So you’re you, yes? A person of conservative or traditional or simply unloony views walking your campus with your head in the clouds, wondering what it would be like to enjoy the minimal existence of a featherless biped without $50,000 in student loans, when some refugee from an all-nighter accosts you with the antiseptic assertion: “You are on the wrong side of History.”

Now you, being you, had always assumed you were on the right side of history, or at least that what’s your mother told you after all the kids laughed at your MC Hammer action figure, which you picked up for a steal on eBay. Now what? You immediately do a 360, determined to find the median you had inadvertently crossed, this in an effort to get back on History’s good side and thus avoid all those fines.

But no luck. You find it virtually impossible to determine exactly where and when your internal gyroscope went all wackdoodle. But fear not. History’s vice-regent is more than happy to set you straight, aided by some pointed barbs and a lot of words ending in -ist and -phobe. A heated discussion ensues, then some rolling in the grass, arms flailing, which some perverse onlookers mistake for a political statement but is merely some amateur fisticuffs gone terribly wrong.

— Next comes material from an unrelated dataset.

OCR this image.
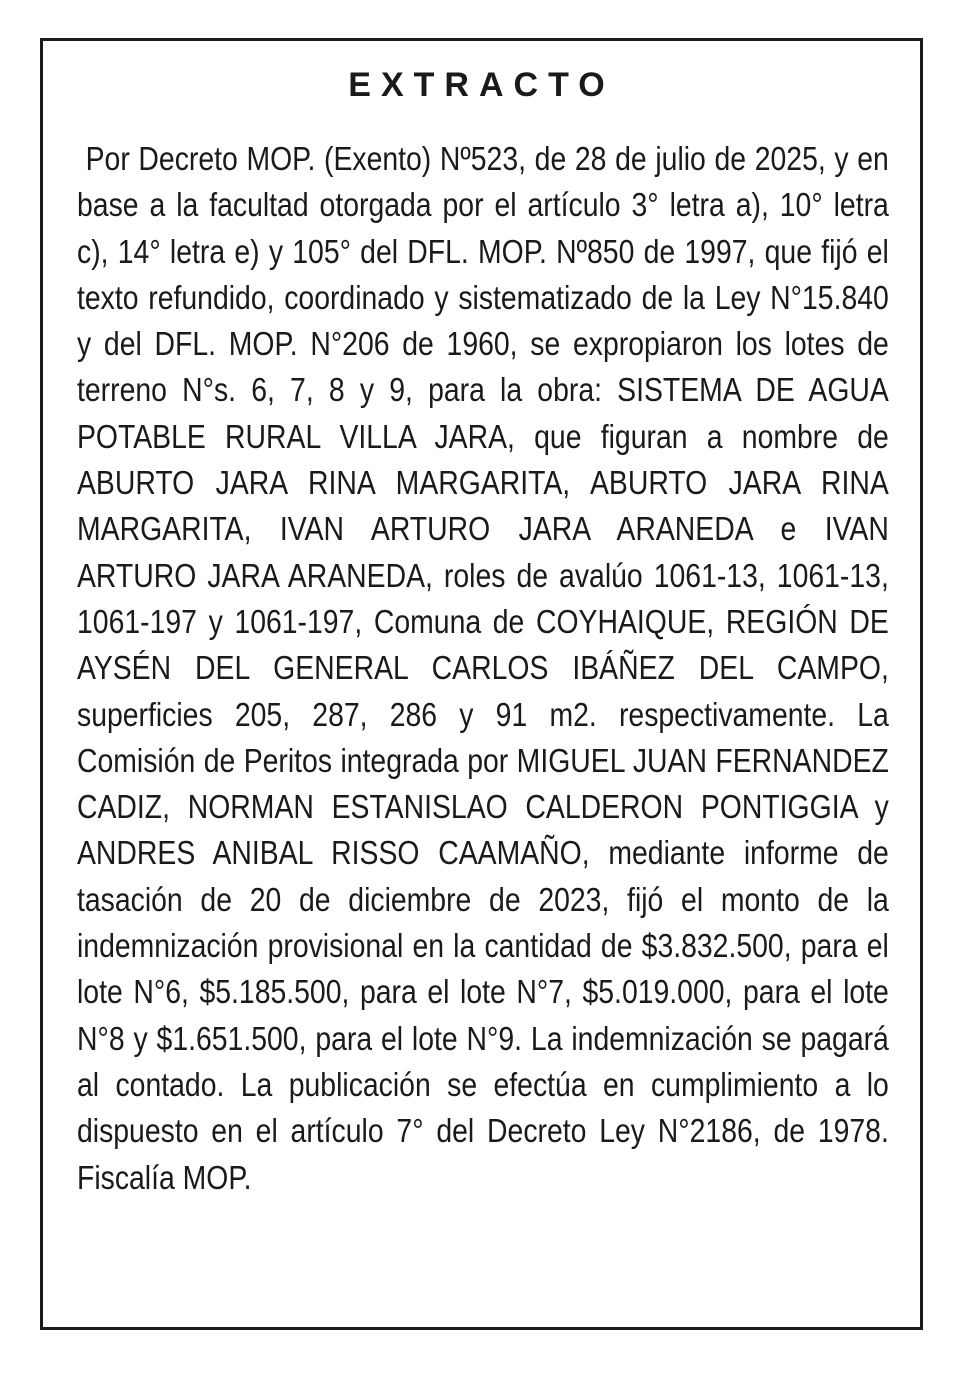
EXTRACTO

Por Decreto MOP. (Exento) Nº523, de 28 de julio de 2025, y en base a la facultad otorgada por el artículo 3° letra a), 10° letra c), 14° letra e) y 105° del DFL. MOP. Nº850 de 1997, que fijó el texto refundido, coordinado y sistematizado de la Ley N°15.840 y del DFL. MOP. N°206 de 1960, se expropiaron los lotes de terreno N°s. 6, 7, 8 y 9, para la obra: SISTEMA DE AGUA POTABLE RURAL VILLA JARA, que figuran a nombre de ABURTO JARA RINA MARGARITA, ABURTO JARA RINA MARGARITA, IVAN ARTURO JARA ARANEDA e IVAN ARTURO JARA ARANEDA, roles de avalúo 1061-13, 1061-13, 1061-197 y 1061-197, Comuna de COYHAIQUE, REGIÓN DE AYSÉN DEL GENERAL CARLOS IBÁÑEZ DEL CAMPO, superficies 205, 287, 286 y 91 m2. respectivamente. La Comisión de Peritos integrada por MIGUEL JUAN FERNANDEZ CADIZ, NORMAN ESTANISLAO CALDERON PONTIGGIA y ANDRES ANIBAL RISSO CAAMAÑO, mediante informe de tasación de 20 de diciembre de 2023, fijó el monto de la indemnización provisional en la cantidad de $3.832.500, para el lote N°6, $5.185.500, para el lote N°7, $5.019.000, para el lote N°8 y $1.651.500, para el lote N°9. La indemnización se pagará al contado. La publicación se efectúa en cumplimiento a lo dispuesto en el artículo 7° del Decreto Ley N°2186, de 1978. Fiscalía MOP.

Allow me to give you an effective response to such an assault, one that will not soil your khakis. When told you are on the wrong side of History (and please note the capital letter—History gets testy when not accorded the proper respect, as if it were merely human), put the following questions to your jackanapes of an accuser:

  • If you had asked Hernan Cortes whether the ease with which his army routed the mighty Aztec nation put him on the right side of History, what do you think he would have said?
  • If you had caught Robespierre’s ear between executions and asked whether he was on the right side of History, what do you think he would have said?
  • If you had pulled Napoleon aside and asked, after the Battle of Jena-Auerstedt, whether he was on the right side of history, whether he was the change History had been waiting for, what do you think he would have said?
  • If you had interrupted a Francis Galton lecture on the new “science” of eugenics and asked whether he was on the right side of History, what do you think he would have said?
  • If you had asked the Leninist agents who stood over the bullet-riddled bodies of the Romanovs whether they were on the right side of History, what do you think they would have said?
  • If you had asked Hitler moments after he escaped a bomb blast that should have killed him but resulted only in the executions of such would-be assassins as Dietrich Bonhoeffer whether he was on the right side of History, what do you think he would have said?
  • For that matter, when Progressives, feminists, and Evangelicals linked arms to pass the Eighteenth Amendment, what side . . .

You get the point.

Empire builders and revolutionaries, reformers and moral scolds, civil libertarians and uncivil prohibitionists—all believe History is on their side. Beware anyone who imputes to History an inevitable, self-directed, Forward march, as if it were as fixed as a bar code, as predetermined as male-pattern baldness, as sovereign as any voluntaristic deity. Most risible are atheists, old or new, who act as if the expanding energies of a supposedly random and causeless Big Bang could even possess an ultimate purpose. (Also beware the self-appointed prophets of God who have gleaned from the pages of Holy Writ the mind of the Almighty on every conceivable subject, from the date of the Second Coming to whether the Dowager Countess should keel over in season 4 of Downton Abbey.)

Who, exactly, will stand at the goal line of History, yellow legal pad in hand, ticking off all the criteria for satisfying ultimate Justice, Equality, and Fairness?

Anyone? Bueller? Bueller?

Confusing what you think immediately, politically desirable with the Will of History, Evolution, or God is almost certainly an excuse to stop thinking altogether.

That doesn’t mean what you want is always wrong. It does mean that it is not necessarily right.